Process Devised For Monitoring Leak Threats Using GIS

Distribution Integrity Management Rule
By James Stout, UGI Utilities, Inc., and Tony Sileo, Opvantek, Inc. | February 2009 Vol. 236 No. 2
  • Filter repairs by cause and material to focus on specific threat categories.
  • Cover at least one normal leak survey cycle (two is better) across the entire system.

By at least capturing the leaks discovered during the most recent leak survey on every active pipe in the network, a risk-assessment system will initially focus attention on areas with recent corrosion, joint leaks, or other time-correlated threats.

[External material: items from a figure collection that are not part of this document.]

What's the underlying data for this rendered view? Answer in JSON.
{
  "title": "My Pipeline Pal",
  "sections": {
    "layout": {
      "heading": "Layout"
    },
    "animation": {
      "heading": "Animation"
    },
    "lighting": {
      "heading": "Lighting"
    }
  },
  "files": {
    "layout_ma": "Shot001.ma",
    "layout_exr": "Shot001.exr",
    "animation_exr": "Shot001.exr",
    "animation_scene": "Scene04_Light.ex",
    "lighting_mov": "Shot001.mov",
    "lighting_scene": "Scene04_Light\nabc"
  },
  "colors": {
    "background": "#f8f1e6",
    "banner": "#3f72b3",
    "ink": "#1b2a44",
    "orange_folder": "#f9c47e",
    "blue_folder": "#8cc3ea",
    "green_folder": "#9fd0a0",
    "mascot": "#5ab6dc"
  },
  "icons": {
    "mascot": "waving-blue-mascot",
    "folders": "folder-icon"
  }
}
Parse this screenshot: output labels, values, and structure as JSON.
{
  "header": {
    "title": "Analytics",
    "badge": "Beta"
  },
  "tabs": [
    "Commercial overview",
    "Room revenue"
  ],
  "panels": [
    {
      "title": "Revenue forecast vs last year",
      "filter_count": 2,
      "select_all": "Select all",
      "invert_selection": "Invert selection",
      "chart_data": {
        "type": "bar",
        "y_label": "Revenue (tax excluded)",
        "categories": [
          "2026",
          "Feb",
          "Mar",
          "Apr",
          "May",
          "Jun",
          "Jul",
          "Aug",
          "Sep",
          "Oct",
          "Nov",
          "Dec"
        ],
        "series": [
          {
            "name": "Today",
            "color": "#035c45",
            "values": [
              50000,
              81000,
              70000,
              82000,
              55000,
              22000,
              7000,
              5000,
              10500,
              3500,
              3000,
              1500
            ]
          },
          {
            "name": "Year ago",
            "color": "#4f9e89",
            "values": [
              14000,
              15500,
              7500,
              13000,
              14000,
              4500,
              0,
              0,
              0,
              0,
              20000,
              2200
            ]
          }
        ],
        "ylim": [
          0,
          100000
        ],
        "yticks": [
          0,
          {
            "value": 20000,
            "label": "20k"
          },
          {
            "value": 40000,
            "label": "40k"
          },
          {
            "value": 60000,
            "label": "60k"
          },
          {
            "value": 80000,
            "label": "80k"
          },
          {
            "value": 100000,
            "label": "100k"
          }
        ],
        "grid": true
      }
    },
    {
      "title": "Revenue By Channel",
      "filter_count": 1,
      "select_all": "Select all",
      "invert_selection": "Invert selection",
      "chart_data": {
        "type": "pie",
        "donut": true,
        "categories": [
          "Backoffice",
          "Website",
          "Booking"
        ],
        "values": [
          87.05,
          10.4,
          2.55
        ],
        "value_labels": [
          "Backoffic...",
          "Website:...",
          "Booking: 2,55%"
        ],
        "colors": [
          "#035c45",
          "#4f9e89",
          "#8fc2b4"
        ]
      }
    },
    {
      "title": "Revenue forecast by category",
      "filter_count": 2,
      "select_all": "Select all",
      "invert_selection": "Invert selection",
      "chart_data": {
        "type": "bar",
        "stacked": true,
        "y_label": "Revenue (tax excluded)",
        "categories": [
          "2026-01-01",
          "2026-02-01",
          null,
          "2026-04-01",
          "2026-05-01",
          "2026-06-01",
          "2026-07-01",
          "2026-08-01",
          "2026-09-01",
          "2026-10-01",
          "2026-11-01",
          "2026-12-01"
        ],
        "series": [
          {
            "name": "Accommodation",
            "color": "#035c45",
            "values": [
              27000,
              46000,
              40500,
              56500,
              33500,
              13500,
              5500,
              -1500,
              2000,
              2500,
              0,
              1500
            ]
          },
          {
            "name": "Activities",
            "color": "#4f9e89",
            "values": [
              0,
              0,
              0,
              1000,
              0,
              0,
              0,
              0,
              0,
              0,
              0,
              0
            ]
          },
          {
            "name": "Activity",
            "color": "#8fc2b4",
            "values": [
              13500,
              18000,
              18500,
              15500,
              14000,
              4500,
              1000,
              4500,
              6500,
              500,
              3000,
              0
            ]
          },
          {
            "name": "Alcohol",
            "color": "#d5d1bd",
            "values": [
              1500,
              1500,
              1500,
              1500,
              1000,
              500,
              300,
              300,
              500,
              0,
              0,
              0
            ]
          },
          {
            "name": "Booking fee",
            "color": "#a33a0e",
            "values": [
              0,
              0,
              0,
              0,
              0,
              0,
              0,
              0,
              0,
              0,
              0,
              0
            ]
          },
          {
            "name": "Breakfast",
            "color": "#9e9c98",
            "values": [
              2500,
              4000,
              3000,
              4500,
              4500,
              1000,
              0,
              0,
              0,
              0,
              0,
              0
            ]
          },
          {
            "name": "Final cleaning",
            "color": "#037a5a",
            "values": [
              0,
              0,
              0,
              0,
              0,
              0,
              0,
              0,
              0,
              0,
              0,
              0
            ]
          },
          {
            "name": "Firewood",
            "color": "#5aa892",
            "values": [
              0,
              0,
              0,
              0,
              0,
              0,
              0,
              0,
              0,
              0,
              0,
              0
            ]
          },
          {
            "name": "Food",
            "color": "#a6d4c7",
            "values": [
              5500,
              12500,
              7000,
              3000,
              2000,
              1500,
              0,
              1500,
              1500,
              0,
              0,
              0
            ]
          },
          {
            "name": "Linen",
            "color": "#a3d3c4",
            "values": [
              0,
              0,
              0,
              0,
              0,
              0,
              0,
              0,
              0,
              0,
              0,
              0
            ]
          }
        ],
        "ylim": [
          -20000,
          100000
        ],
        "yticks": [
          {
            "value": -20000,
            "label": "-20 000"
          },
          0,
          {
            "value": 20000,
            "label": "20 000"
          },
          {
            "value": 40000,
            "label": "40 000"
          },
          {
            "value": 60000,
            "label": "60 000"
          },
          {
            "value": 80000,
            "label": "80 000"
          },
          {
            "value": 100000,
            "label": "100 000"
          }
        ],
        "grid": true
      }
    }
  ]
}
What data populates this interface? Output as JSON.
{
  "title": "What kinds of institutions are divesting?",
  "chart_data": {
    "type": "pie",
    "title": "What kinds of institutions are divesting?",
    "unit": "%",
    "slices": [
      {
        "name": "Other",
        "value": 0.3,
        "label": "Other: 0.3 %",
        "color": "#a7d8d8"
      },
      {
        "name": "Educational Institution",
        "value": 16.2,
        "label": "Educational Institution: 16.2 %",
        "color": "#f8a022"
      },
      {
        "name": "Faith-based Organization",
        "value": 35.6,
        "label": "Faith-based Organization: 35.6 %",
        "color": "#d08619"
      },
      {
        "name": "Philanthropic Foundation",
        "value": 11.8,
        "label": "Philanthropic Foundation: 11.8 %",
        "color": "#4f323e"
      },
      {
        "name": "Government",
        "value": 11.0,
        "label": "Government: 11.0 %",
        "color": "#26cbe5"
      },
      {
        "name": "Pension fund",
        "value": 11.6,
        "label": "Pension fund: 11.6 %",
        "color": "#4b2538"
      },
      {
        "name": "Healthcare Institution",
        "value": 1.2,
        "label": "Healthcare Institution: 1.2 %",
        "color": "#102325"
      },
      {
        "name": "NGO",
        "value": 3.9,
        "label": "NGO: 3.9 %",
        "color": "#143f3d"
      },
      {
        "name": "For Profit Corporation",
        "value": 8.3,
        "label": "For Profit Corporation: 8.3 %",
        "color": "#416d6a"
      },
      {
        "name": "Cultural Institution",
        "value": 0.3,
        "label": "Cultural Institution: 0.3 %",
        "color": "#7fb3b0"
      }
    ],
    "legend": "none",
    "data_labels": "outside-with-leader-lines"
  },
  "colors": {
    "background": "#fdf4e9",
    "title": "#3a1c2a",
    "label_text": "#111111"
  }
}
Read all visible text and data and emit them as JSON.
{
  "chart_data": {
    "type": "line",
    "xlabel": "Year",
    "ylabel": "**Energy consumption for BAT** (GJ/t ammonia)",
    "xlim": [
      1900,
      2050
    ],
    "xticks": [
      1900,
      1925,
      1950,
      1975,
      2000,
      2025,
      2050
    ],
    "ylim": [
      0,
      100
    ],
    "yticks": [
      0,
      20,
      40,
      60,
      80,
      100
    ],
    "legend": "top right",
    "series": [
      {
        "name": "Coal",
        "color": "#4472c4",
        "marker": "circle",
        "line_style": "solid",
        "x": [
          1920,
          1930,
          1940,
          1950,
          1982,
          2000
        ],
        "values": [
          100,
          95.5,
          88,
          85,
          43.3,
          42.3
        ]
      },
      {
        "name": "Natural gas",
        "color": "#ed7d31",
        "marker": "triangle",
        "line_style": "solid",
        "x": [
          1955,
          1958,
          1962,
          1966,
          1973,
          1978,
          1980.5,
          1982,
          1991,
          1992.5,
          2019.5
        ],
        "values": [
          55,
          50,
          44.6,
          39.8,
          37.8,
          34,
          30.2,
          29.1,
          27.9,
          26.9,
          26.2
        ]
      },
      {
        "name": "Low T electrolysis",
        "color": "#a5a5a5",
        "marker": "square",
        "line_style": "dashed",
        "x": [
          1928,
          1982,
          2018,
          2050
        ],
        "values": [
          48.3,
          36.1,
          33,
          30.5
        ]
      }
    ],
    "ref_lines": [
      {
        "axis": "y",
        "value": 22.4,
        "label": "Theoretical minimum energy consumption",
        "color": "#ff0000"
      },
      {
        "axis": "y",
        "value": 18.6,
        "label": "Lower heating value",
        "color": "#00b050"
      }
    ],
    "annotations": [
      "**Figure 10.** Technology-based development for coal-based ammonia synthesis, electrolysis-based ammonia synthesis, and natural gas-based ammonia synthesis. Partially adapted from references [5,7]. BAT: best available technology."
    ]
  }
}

When attempting to associate a leak repair with the correct facility in a geographic information system (GIS), there is a series of challenges that must be addressed. These include poor address quality, no zip code or city, multiple candidate address locations, facilities drawn relative to inaccurate (legacy) land-base maps, and retired facilities that are no longer available in the geographic information system (GIS).

Geocoding Process

To address all of these challenges, it is best to implement a multi-stage approach to leak geocoding and pipe association:

  1. Construct Candidate Addresses. For each record, construct a series of possible addresses using each of the possible street aliases and each overlapping zip code.
  2. Geocode. Obtain all candidate locations for each candidate address.
  3. Find Candidate Facilities. For each candidate location, search (in the GIS) for candidate facilities based on attributes of the repair record (main pipe, service pipe, valve, regulator and material type.). Use a maximum search radius that is based on the relative accuracy of the land-base. Widening the search radius will lead to more false positive matches and will also increase the overall processing time.
  4. Compute Confidence Score. For each candidate facility, use a combination of available attributes in the repair record and the facility record to compute a score indicating the confidence that it is the correct facility. Use the actual proximity as part of the confidence score (preference for facilities that are closer to the address location when all other attributes match).
  5. Select Best Location. Select the candidate site and nearby facility with the highest confidence score. Place the leak on the facility, at the point closest to the best address location.

It is also worthwhile to retain the following information as part of the process:

  • Coordinates of the best address location.
  • Confidence score.
  • Direct relationship of the leak to the best matched facility.

Finally, note that the same basic approach can be applied to match pipe inspection reports or service card locations to the best location in the GIS.

What About The Rest?

Once all leaks have been processed and matched to the best candidate location and facility, there will be a (hopefully small) set of leaks with either no candidate location, or with confidence score below some established threshold. It may be worth manual intervention on some or all of these remaining leaks to attempt to determine where they belong. When considering this remaining manual effort, it is also feasible to filter the list to include only recent leaks or only leaks of certain types. This determination might be based on an overall threat analysis (e.g., manually review all remaining cast iron breaks, but only look at corrosion leaks from the last five years).